In order to thrive in this fast-paced scenario, businesses, including startups and SMEs, will require technology to figure out a number of things: taxes that they need to pay, how tariffs apply, quantum of taxes and calculation procedures. In all this confusion, its best for enterprises to go for automation, that is, calculate taxes through a software to avoid any chance of human error—as the smallest mistake could boomerang into an inflated tax bill. This can particularly hurt small businesses that are just starting out. However, if equipped with appropriate tools, enterprises can file tax returns properly and can even end up saving taxes. Consequently, businesses should be ready for the impending GST.

Existing tax accounting software needs several modifications To effectively tackle the GST, enterprises must bring their tax accounting in line with GST compliances. Generally, business use the enterprise resource planning (ERP) software for their accounting needs. This ERP will have to incorporate a number of modifications to be GST-compliant since the new law will affect the entire gamut of business activities including manufacture, sale, and consumption of goods and services across India. Additionally, to be able to benefit from the provisions of the input tax credit feature of the GST (a provision which ensures that taxes paid in other states and regions can be claimed in the home state), multiple modules will be required including destination system, input credit, twin rates, etc. Basic processes such as generating invoices and payroll, meeting new compliance rules, etc. would have to be revisited.
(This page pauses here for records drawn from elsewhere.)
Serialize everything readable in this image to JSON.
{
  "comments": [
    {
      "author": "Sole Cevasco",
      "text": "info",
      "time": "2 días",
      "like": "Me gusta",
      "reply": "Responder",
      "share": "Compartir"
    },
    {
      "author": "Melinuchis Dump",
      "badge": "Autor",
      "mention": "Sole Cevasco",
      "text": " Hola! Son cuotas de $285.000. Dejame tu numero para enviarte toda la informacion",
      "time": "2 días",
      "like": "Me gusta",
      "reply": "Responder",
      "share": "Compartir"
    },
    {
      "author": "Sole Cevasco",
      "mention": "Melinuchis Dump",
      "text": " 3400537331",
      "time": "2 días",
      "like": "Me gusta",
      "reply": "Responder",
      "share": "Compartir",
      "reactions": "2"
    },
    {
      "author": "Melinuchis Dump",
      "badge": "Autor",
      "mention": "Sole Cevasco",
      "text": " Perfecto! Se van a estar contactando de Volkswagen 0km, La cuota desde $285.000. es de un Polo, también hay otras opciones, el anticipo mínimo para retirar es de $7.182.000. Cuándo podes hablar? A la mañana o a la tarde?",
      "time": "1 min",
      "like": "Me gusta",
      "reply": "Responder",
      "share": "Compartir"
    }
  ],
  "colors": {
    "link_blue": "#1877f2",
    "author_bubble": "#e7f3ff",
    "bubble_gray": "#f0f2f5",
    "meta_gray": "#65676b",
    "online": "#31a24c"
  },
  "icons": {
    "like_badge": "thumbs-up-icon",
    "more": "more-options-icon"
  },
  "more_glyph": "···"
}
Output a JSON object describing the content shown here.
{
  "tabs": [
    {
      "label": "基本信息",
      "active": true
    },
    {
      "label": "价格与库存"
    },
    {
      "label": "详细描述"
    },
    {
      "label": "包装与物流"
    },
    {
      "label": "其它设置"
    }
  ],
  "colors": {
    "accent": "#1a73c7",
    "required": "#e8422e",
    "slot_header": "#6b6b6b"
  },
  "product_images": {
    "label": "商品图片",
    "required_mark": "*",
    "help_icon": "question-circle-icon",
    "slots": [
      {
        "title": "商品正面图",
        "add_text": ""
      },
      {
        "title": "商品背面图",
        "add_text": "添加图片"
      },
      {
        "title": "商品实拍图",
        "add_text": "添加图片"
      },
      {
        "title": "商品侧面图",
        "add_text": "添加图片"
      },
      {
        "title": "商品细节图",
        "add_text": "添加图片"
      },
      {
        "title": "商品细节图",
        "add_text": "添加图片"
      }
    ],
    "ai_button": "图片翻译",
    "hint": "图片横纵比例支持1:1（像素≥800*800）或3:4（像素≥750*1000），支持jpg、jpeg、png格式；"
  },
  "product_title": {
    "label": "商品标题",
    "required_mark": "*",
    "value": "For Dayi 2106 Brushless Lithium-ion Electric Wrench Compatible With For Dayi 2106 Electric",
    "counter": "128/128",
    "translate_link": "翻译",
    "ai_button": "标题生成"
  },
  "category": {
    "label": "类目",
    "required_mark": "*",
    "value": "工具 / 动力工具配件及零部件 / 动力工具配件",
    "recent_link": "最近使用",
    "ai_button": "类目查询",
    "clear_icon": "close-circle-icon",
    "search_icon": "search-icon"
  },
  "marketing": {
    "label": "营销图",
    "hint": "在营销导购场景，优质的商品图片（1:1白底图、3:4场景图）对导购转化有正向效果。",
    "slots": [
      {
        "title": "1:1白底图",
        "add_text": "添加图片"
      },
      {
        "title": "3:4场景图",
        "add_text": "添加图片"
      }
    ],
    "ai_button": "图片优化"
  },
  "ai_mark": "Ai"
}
Thus, businesses utilizing older software would require an updated version or go for new vendors.

Although full details of the GST are yet to be fleshed out including supply chain management through warehouse engineering, credit allowance during the transition phase, classification of goods and services under the new tax law, businesses should not wait for 1 July 2017. The time to act is now.

- By Muqbil Ahmar, Technology Evangelist. Views expressed are personal.